Analysts gathered at the meeting had said they were looking for more clarity from Starbucks on plans to lower fixed costs and preserve profits as sales fall amid the biggest U.S. financial crisis since the Great Depression.
Starbucks is more focused than ever before on cutting costs “out of necessity,” Alstead said.
The savings, which will be realized over a few years, are in addition to a previously announced $205 million in fiscal 2009 cost cuts to come from closing stores and cutting jobs.
Now that Starbucks is operating fewer stores, it is also looking to improve efficiency in each store, said Cliff Burrows, president of its U.S business.
Developments include a 20 percent discount on Starbucks gift cards sold at Costco Wholesale Corp and a loyalty program offering discounts to paying participants.
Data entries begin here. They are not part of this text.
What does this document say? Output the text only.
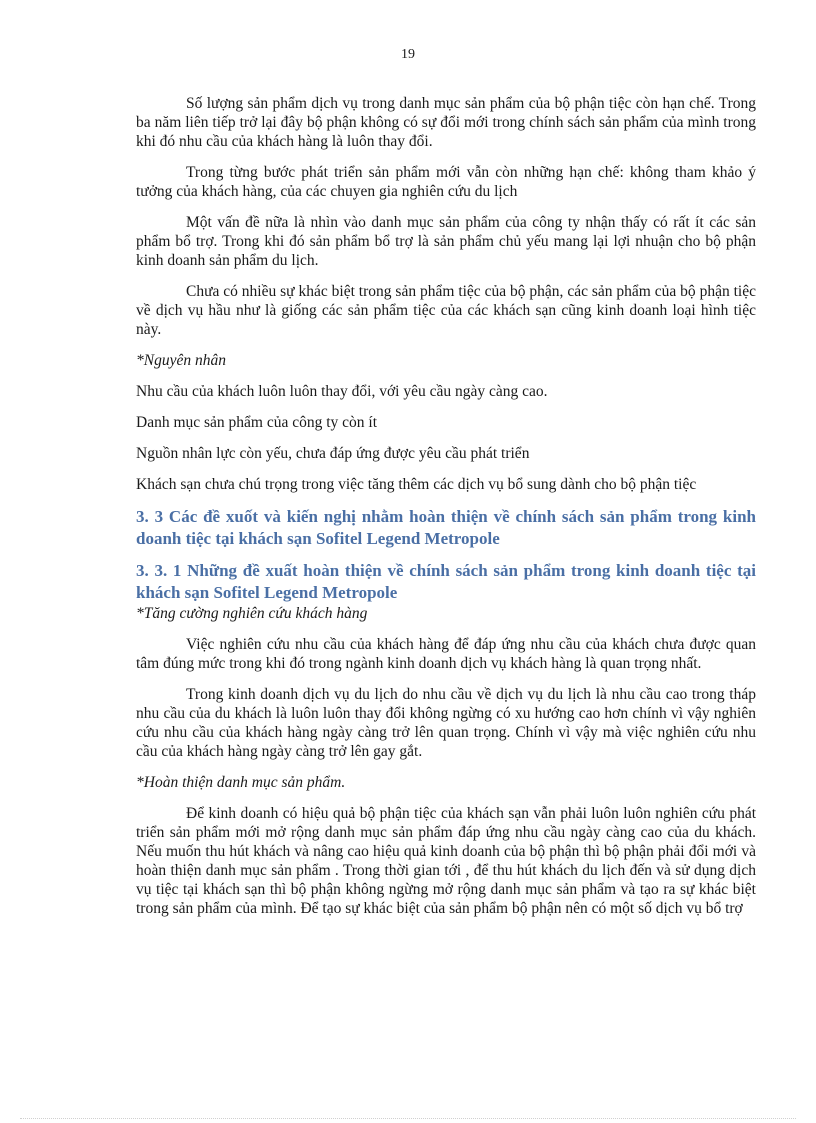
19

Số lượng sản phẩm dịch vụ trong danh mục sản phẩm của bộ phận tiệc còn hạn chế. Trong ba năm liên tiếp trở lại đây bộ phận không có sự đổi mới trong chính sách sản phẩm của mình trong khi đó nhu cầu của khách hàng là luôn thay đổi.

Trong từng bước phát triển sản phẩm mới vẫn còn những hạn chế: không tham khảo ý tưởng của khách hàng, của các chuyen gia nghiên cứu du lịch

Một vấn đề nữa là nhìn vào danh mục sản phẩm của công ty nhận thấy có rất ít các sản phẩm bổ trợ. Trong khi đó sản phẩm bổ trợ là sản phẩm chủ yếu mang lại lợi nhuận cho bộ phận kinh doanh sản phẩm du lịch.

Chưa có nhiều sự khác biệt trong sản phẩm tiệc của bộ phận, các sản phẩm của bộ phận tiệc về dịch vụ hầu như là giống các sản phẩm tiệc của các khách sạn cũng kinh doanh loại hình tiệc này.

*Nguyên nhân

Nhu cầu của khách luôn luôn thay đổi, với yêu cầu ngày càng cao.

Danh mục sản phẩm của công ty còn ít

Nguồn nhân lực còn yếu, chưa đáp ứng được yêu cầu phát triển

Khách sạn chưa chú trọng trong việc tăng thêm các dịch vụ bổ sung dành cho bộ phận tiệc

3. 3 Các đề xuốt và kiến nghị nhằm hoàn thiện về chính sách sản phẩm trong kinh doanh tiệc tại khách sạn Sofitel Legend Metropole
3. 3. 1 Những đề xuất hoàn thiện về chính sách sản phẩm trong kinh doanh tiệc tại khách sạn Sofitel Legend Metropole

*Tăng cường nghiên cứu khách hàng

Việc nghiên cứu nhu cầu của khách hàng để đáp ứng nhu cầu của khách chưa được quan tâm đúng mức trong khi đó trong ngành kinh doanh dịch vụ khách hàng là quan trọng nhất.

Trong kinh doanh dịch vụ du lịch do nhu cầu về dịch vụ du lịch là nhu cầu cao trong tháp nhu cầu của du khách là luôn luôn thay đổi không ngừng có xu hướng cao hơn chính vì vậy nghiên cứu nhu cầu của khách hàng ngày càng trở lên quan trọng. Chính vì vậy mà việc nghiên cứu nhu cầu của khách hàng ngày càng trở lên gay gắt.

*Hoàn thiện danh mục sản phẩm.

Để kinh doanh có hiệu quả bộ phận tiệc của khách sạn vẫn phải luôn luôn nghiên cứu phát triển sản phẩm mới mở rộng danh mục sản phẩm đáp ứng nhu cầu ngày càng cao của du khách. Nếu muốn thu hút khách và nâng cao hiệu quả kinh doanh của bộ phận thì bộ phận phải đổi mới và hoàn thiện danh mục sản phẩm . Trong thời gian tới , để thu hút khách du lịch đến và sử dụng dịch vụ tiệc tại khách sạn thì bộ phận không ngừng mở rộng danh mục sản phẩm và tạo ra sự khác biệt trong sản phẩm của mình. Để tạo sự khác biệt của sản phẩm bộ phận nên có một số dịch vụ bổ trợ
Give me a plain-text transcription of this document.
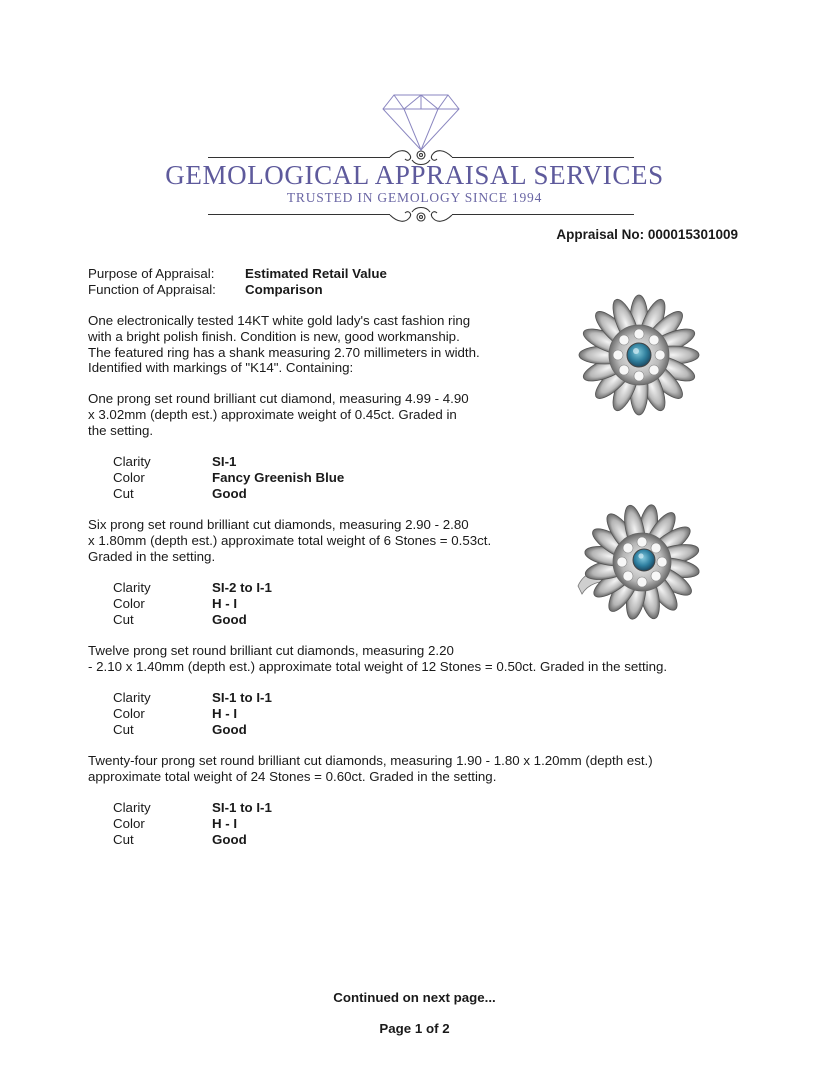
GEMOLOGICAL APPRAISAL SERVICES
TRUSTED IN GEMOLOGY SINCE 1994
Appraisal No: 000015301009
Purpose of Appraisal: Estimated Retail Value
Function of Appraisal: Comparison
One electronically tested 14KT white gold lady's cast fashion ring
with a bright polish finish. Condition is new, good workmanship.
The featured ring has a shank measuring 2.70 millimeters in width.
Identified with markings of "K14". Containing:
One prong set round brilliant cut diamond, measuring 4.99 - 4.90
x 3.02mm (depth est.) approximate weight of 0.45ct. Graded in
the setting.
Clarity	SI-1
Color	Fancy Greenish Blue
Cut	Good
Six prong set round brilliant cut diamonds, measuring 2.90 - 2.80
x 1.80mm (depth est.) approximate total weight of 6 Stones = 0.53ct.
Graded in the setting.
Clarity	SI-2 to I-1
Color	H - I
Cut	Good
Twelve prong set round brilliant cut diamonds, measuring 2.20
- 2.10 x 1.40mm (depth est.) approximate total weight of 12 Stones = 0.50ct. Graded in the setting.
Clarity	SI-1 to I-1
Color	H - I
Cut	Good
Twenty-four prong set round brilliant cut diamonds, measuring 1.90 - 1.80 x 1.20mm (depth est.)
approximate total weight of 24 Stones = 0.60ct. Graded in the setting.
Clarity	SI-1 to I-1
Color	H - I
Cut	Good
Continued on next page...
Page 1 of 2
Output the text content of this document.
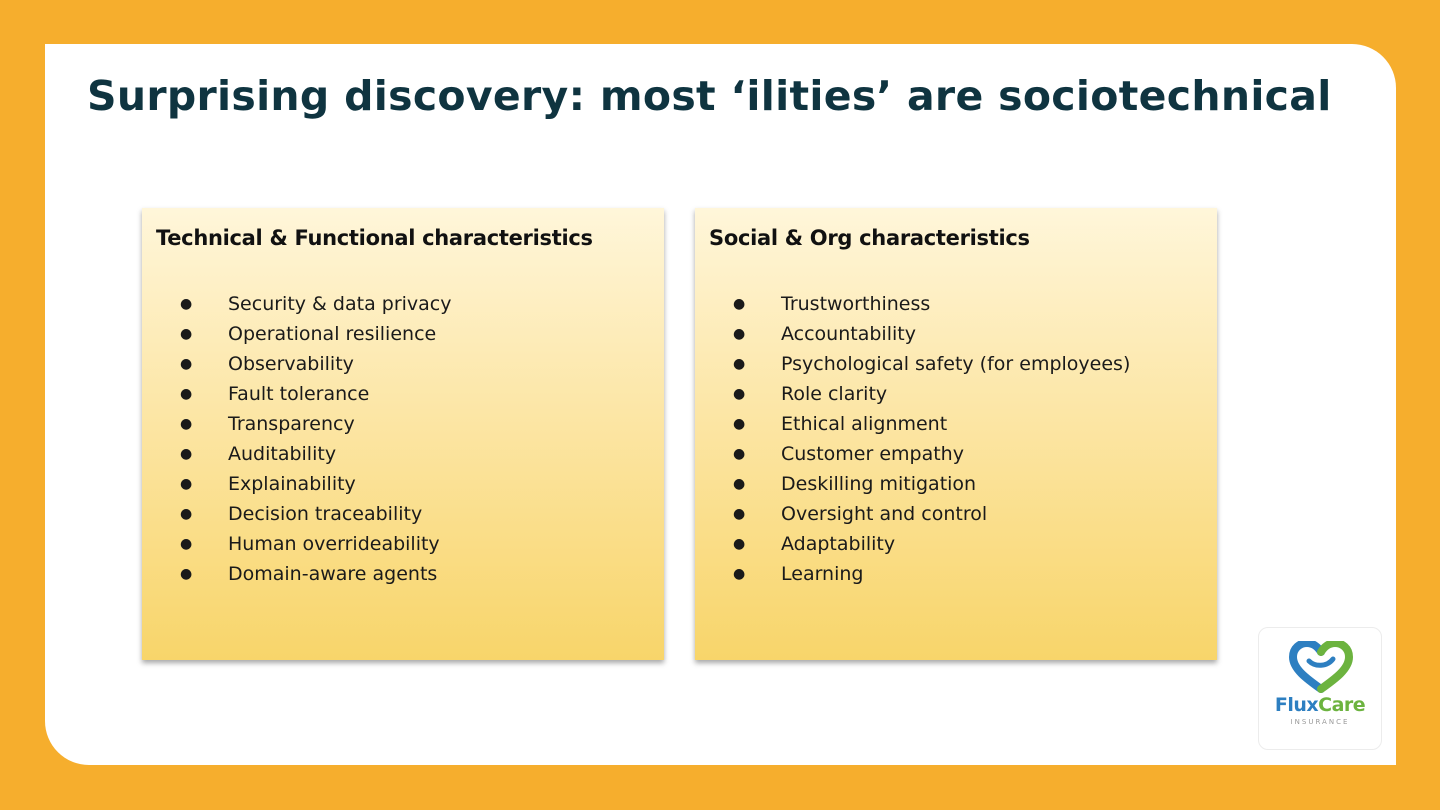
Surprising discovery: most ‘ilities’ are sociotechnical
Technical & Functional characteristics
● Security & data privacy
● Operational resilience
● Observability
● Fault tolerance
● Transparency
● Auditability
● Explainability
● Decision traceability
● Human overrideability
● Domain-aware agents
Social & Org characteristics
● Trustworthiness
● Accountability
● Psychological safety (for employees)
● Role clarity
● Ethical alignment
● Customer empathy
● Deskilling mitigation
● Oversight and control
● Adaptability
● Learning
FluxCare
INSURANCE
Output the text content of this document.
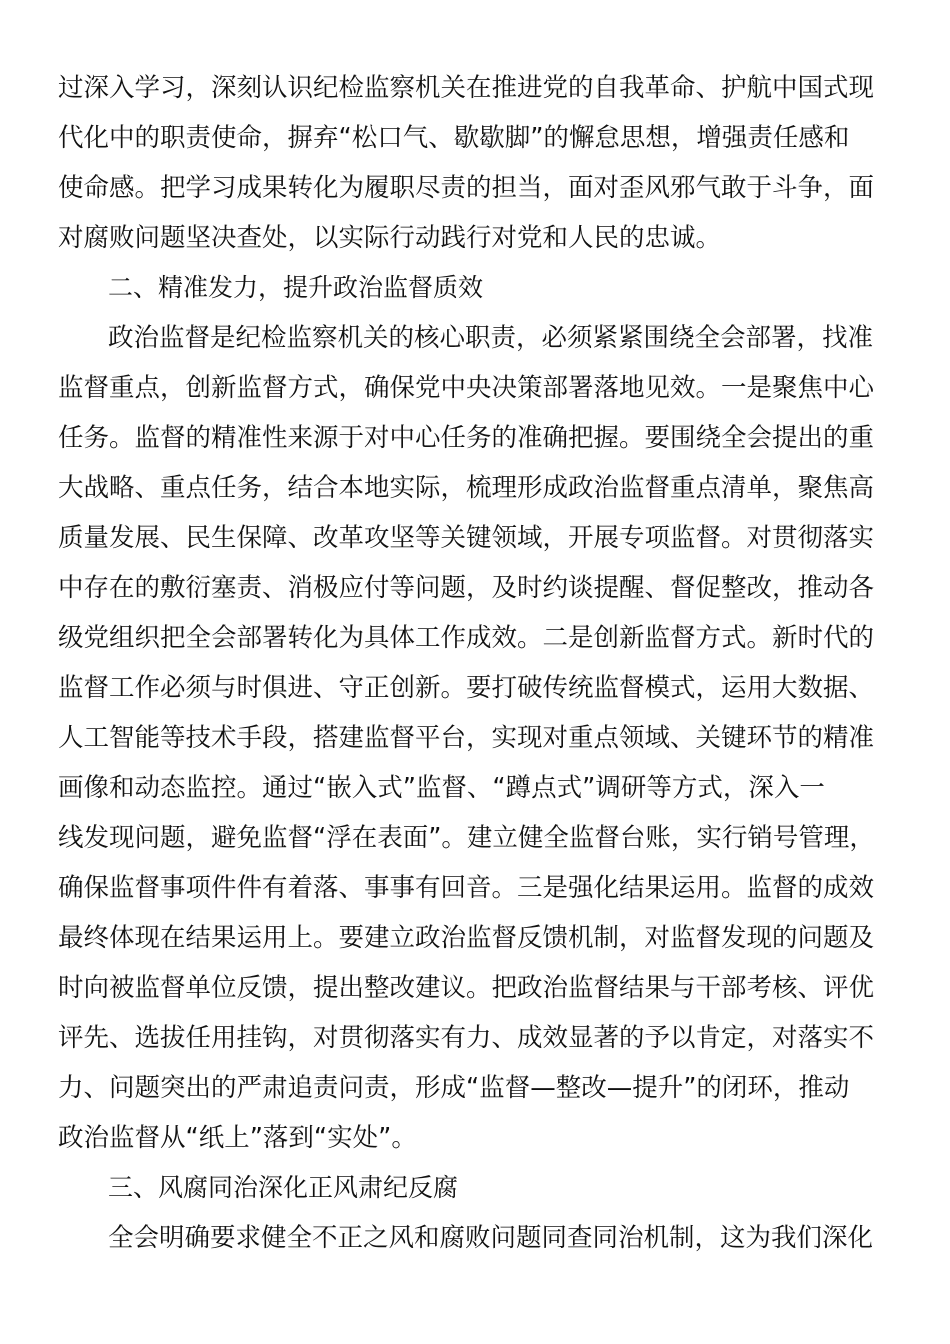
过深入学习，深刻认识纪检监察机关在推进党的自我革命、护航中国式现
代化中的职责使命，摒弃“松口气、歇歇脚”的懈怠思想，增强责任感和
使命感。把学习成果转化为履职尽责的担当，面对歪风邪气敢于斗争，面
对腐败问题坚决查处，以实际行动践行对党和人民的忠诚。
二、精准发力，提升政治监督质效
政治监督是纪检监察机关的核心职责，必须紧紧围绕全会部署，找准
监督重点，创新监督方式，确保党中央决策部署落地见效。一是聚焦中心
任务。监督的精准性来源于对中心任务的准确把握。要围绕全会提出的重
大战略、重点任务，结合本地实际，梳理形成政治监督重点清单，聚焦高
质量发展、民生保障、改革攻坚等关键领域，开展专项监督。对贯彻落实
中存在的敷衍塞责、消极应付等问题，及时约谈提醒、督促整改，推动各
级党组织把全会部署转化为具体工作成效。二是创新监督方式。新时代的
监督工作必须与时俱进、守正创新。要打破传统监督模式，运用大数据、
人工智能等技术手段，搭建监督平台，实现对重点领域、关键环节的精准
画像和动态监控。通过“嵌入式”监督、“蹲点式”调研等方式，深入一
线发现问题，避免监督“浮在表面”。建立健全监督台账，实行销号管理，
确保监督事项件件有着落、事事有回音。三是强化结果运用。监督的成效
最终体现在结果运用上。要建立政治监督反馈机制，对监督发现的问题及
时向被监督单位反馈，提出整改建议。把政治监督结果与干部考核、评优
评先、选拔任用挂钩，对贯彻落实有力、成效显著的予以肯定，对落实不
力、问题突出的严肃追责问责，形成“监督—整改—提升”的闭环，推动
政治监督从“纸上”落到“实处”。
三、风腐同治深化正风肃纪反腐
全会明确要求健全不正之风和腐败问题同查同治机制，这为我们深化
But the company is not discounting the drinks on its menu or changing its fundamental strategy.
“This is not the time to throw the baby out with the bathwater and say we need to shift our strategy,” said Starbucks CEO Howard Schultz. “We need to find a balance.”
Looking ahead Schultz also called the holiday season “a very tough environment” and forecast that 2009 will be more difficult than the second half of 2008.
“Keeping our core customers during these hard times has to be job No. 1,” said Terry Davenport, Starbucks’ senior vice president of marketing, since it would be more expensive to get them back.
Company executives said that while Starbucks was not losing customers to the recession, some were visiting less often.
Meanwhile fast-food chain McDonald’s Corp is pushing its own espresso drinks, which cost less than those at Starbucks.
Starbucks said last month it expected sales at established restaurants to decline in the fiscal year ending in September 2009. In fiscal 2008, the company shut 205 out of 600 stores slated to be closed by the end of fiscal 2009. It closed 61 Australia restaurants in August.
At the end of the fourth quarter, there were more than 11,500 Starbucks stores in the United States and more than 5,000 abroad.
Starbucks shares were up 10 cents at $8.74 on the Nasdaq just before noon.